The narrow plate used in this study contains 3 screws to support the subchondral region of the lunate facet, compared to the standard or wide plates that contain 4 screws in this region. When evaluating the mechanisms of failure in narrow plates, 89% were due to failure of the lunate facet fragment. It is possible that the reduced number of screws was insufficient to support the high loads that are transferred across this region in these larger specimens fixed with excessively narrow plates.

A potential complication from an undersized VLP is articular penetration into the scaphoid fossa by the radial styloid screw or peg. Applied articular loads push the joint surface onto the tip of the most radial screw or peg, creating a localized, high-stress concentration that can result in joint penetration. Plates that are appropriately matched in width place the tip of the most radial screw at or lateral to the radial styloid, as opposed to under the joint surface. In this setting, the shaft of the screw supports the subchondral bone of the scaphoid fossa, as opposed to the tip of the screw. This reduces the risk of articular penetration.

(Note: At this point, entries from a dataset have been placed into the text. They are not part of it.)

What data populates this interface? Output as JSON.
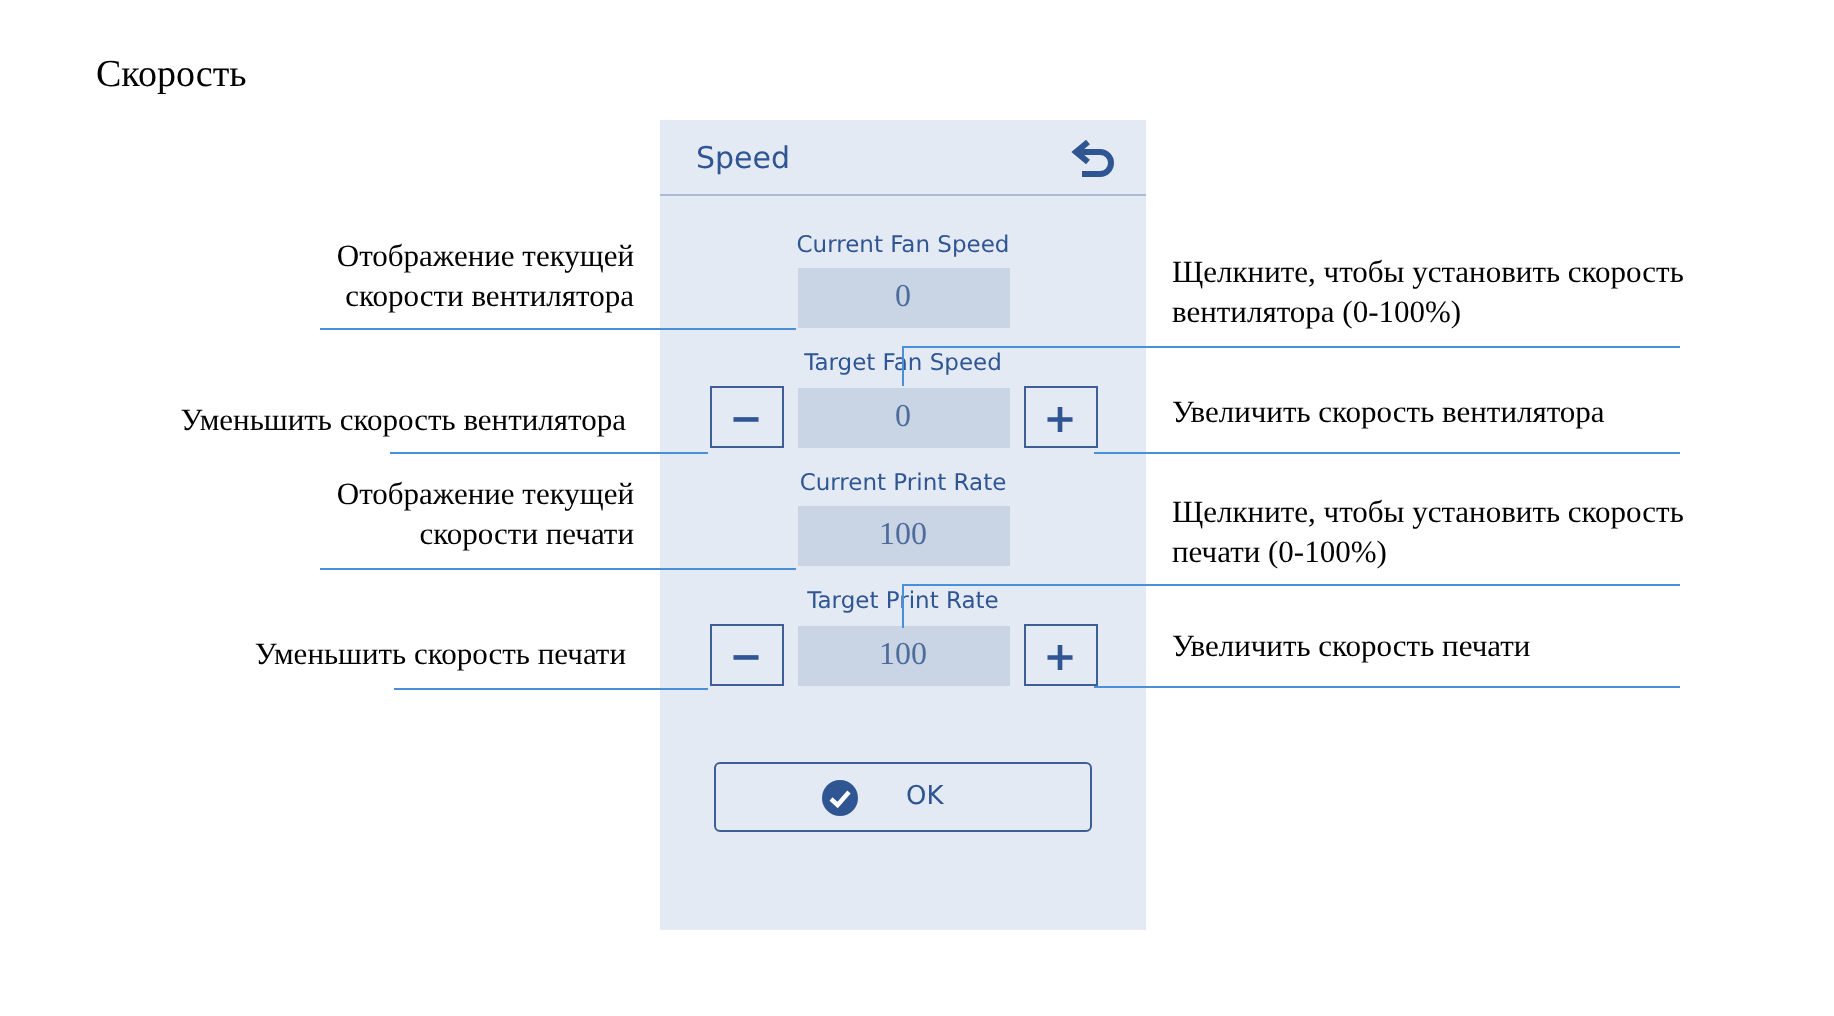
{
  "page_title": "Скорость",
  "screen": {
    "title": "Speed",
    "fields": [
      {
        "kind": "display",
        "label": "Current Fan Speed",
        "value": "0"
      },
      {
        "kind": "stepper",
        "label": "Target Fan Speed",
        "value": "0",
        "decrease": "−",
        "increase": "+"
      },
      {
        "kind": "display",
        "label": "Current Print Rate",
        "value": "100"
      },
      {
        "kind": "stepper",
        "label": "Target Print Rate",
        "value": "100",
        "decrease": "−",
        "increase": "+"
      }
    ],
    "ok_button": "OK"
  },
  "callouts": [
    {
      "text": "Отображение текущей\nскорости вентилятора"
    },
    {
      "text": "Щелкните, чтобы установить скорость\nвентилятора (0-100%)"
    },
    {
      "text": "Уменьшить скорость вентилятора"
    },
    {
      "text": "Увеличить скорость вентилятора"
    },
    {
      "text": "Отображение текущей\nскорости печати"
    },
    {
      "text": "Щелкните, чтобы установить скорость\nпечати (0-100%)"
    },
    {
      "text": "Уменьшить скорость печати"
    },
    {
      "text": "Увеличить скорость печати"
    }
  ]
}
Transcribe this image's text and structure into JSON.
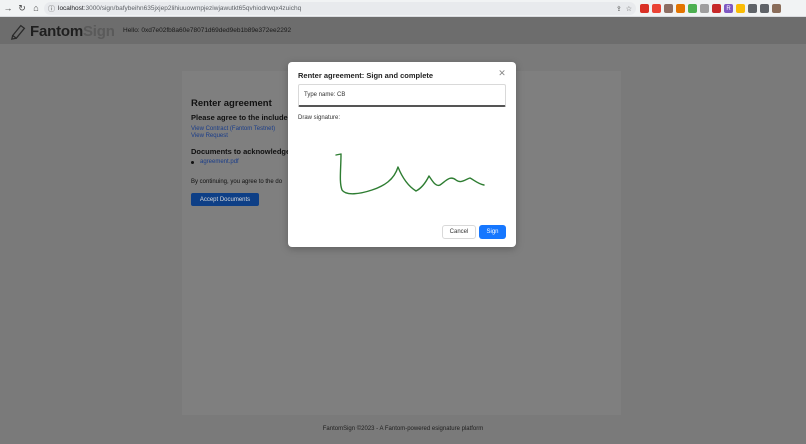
{
  "browser": {
    "url_host": "localhost",
    "url_path": ":3000/sign/bafybeihn635jxjep2lihiuuowmpjeziwjawutkt65qvhiodrwqx4zuichq",
    "info_icon": "info-icon",
    "share_icon": "share-icon",
    "star_icon": "star-icon",
    "extensions": [
      {
        "name": "ext-a",
        "color": "#d93025",
        "glyph": ""
      },
      {
        "name": "ext-b",
        "color": "#ea4335",
        "glyph": ""
      },
      {
        "name": "ext-c",
        "color": "#8d6e63",
        "glyph": ""
      },
      {
        "name": "ext-d",
        "color": "#e37400",
        "glyph": ""
      },
      {
        "name": "ext-e",
        "color": "#4caf50",
        "glyph": ""
      },
      {
        "name": "ext-f",
        "color": "#9e9e9e",
        "glyph": ""
      },
      {
        "name": "ext-g",
        "color": "#c62828",
        "glyph": ""
      },
      {
        "name": "ext-h",
        "color": "#7e57c2",
        "glyph": "R"
      },
      {
        "name": "ext-i",
        "color": "#fbbc04",
        "glyph": ""
      },
      {
        "name": "ext-j",
        "color": "#5f6368",
        "glyph": ""
      },
      {
        "name": "ext-k",
        "color": "#5f6368",
        "glyph": ""
      },
      {
        "name": "ext-l",
        "color": "#8a6d5a",
        "glyph": ""
      }
    ]
  },
  "header": {
    "logo_main": "Fantom",
    "logo_light": "Sign",
    "hello": "Hello: 0xd7e02fb8a60e78071d69ded9eb1b89e372ee2292"
  },
  "card": {
    "title": "Renter agreement",
    "agree": "Please agree to the included d",
    "link_contract": "View Contract (Fantom Testnet)",
    "link_request": "View Request",
    "docs_heading": "Documents to acknowledge:",
    "doc": "agreement.pdf",
    "continue_text": "By continuing, you agree to the do",
    "accept_label": "Accept Documents"
  },
  "modal": {
    "title": "Renter agreement: Sign and complete",
    "name_field": "Type name: CB",
    "draw_label": "Draw signature:",
    "cancel_label": "Cancel",
    "sign_label": "Sign",
    "signature_color": "#2e7d32"
  },
  "footer": {
    "text": "FantomSign ©2023 - A Fantom-powered esignature platform"
  },
  "colors": {
    "primary": "#1677ff",
    "accept_button": "#0e3f86"
  }
}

Complications may arise from oversized VLPs. Attention must be given to the plate size as well as the plate position. Coronal plane malposition has been associated with discomfort and subsequent plate removal. The extent of the coronal plane width of the distal portion of the plate should not encroach on the cortical margins, and the proximal shaft of the plate should align colinearly with the longitudinal axis of the radius. Based on the current results, using the widest plate while respecting these criteria may provide improved stability and maximize subchondral support.

Limitations include those inherent with extrapolating clinically relevant information from a biomechanical setting. Cadaveric models are unable to precisely simulate an in vivo loading scenario and do not incorporate the factors of healing. It is possible that early callus formation may reinforce the fracture, thus minimizing the effects seen if encountering an additional load because of fall. However, compared with the in vivo setting, cadaveric radii may be more conducive for determining the appropriately matched VLP. The current findings were strengthened using a single-sex, matched-pair model to eliminate variability. This improved understanding within this homogenous sample. However, this model does limit the generalizability of the findings to other populations, including older adult females, who comprise the largest proportion of distal radius fractures. The experimental test setup was designed after a validated model of similar detail. The use of a single implant limits the generalizability of the findings. Volar locked plates vary in design and in the quantity and trajectory of screws.

In conclusion, within the tested population sample, the current findings suggest that optimizing VLP width to the radial width may provide advantages for improved fragment capture and stability of the fixation construct.